Sometimes, builds done by Jenkins (1.461) will stop at a random spot somewhere in the middle. These builds are manually scripted calls to Visual Studio 2008 SP1’s devenv.com for primarily C++ code. Visual Studio emits no error messages; the last message in devenv’s log is some random file being built. The Jenkins build fails because of a post-build Windows batch command that relies on some of the build outputs. This happens fairly rarely (roughly 1 in 15 builds). Jenkins’s error log shows nothing out of the ordinary around the time the build fails. Surprisingly, it says the build succeeded, even though it shows it as failed everywhere else.
The problem is isolated to Jenkins. The same build script run at a developer’s desk has never failed in this way.
The Jenkins nodes are 32-bit Windows XP machines. They all have ample available disk space. Jenkins is configured to only run one job at a time per node.

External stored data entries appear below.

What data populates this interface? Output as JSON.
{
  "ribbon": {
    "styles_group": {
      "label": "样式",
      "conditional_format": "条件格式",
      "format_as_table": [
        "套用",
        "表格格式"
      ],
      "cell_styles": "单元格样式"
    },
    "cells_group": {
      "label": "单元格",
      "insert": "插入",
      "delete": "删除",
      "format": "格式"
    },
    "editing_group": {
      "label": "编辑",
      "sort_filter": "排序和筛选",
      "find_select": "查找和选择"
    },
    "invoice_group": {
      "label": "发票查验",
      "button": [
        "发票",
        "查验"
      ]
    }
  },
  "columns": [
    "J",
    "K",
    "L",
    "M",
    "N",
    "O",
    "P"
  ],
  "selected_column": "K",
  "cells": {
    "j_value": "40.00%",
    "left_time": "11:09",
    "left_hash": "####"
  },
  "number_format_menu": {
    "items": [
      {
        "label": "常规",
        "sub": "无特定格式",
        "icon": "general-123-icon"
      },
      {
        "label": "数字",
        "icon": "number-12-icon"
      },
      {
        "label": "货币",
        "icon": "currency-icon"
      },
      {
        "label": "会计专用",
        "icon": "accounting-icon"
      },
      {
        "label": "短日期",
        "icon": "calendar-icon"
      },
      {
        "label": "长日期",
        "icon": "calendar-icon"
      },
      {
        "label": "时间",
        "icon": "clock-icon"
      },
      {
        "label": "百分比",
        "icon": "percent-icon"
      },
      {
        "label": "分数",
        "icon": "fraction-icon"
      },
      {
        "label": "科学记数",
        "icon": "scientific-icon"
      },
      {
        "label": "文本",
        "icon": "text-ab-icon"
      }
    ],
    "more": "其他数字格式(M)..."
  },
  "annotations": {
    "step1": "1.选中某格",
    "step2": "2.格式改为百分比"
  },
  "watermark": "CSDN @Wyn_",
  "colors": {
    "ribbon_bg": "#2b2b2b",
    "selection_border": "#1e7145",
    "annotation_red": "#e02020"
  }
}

The event logs show no obviously bad things (e.g., Visual Studio crashes) happening at the times when the builds stop.
Does anyone have any ideas of things to look into to troubleshoot this?
We ended up correlating the random build failures with logoff events on the Jenkins nodes. This lead to this JVM bug/feature (Oracle Java bug ID 6871190), where a logoff event in Windows causes the signal handlers to terminate the JVM. You can disable this behavior (perhaps with other downsides) by passing the -Xrs option to the JVM, but that option will not automatically propagate to child Java processes.
We are passing -Xrs to kick off Jenkins itself, and the Jenkins service itself lives through a logoff. The current hypothesis is that some part of Jenkins’s build process is kicked off through another Java child process who is not invoked with -Xrs.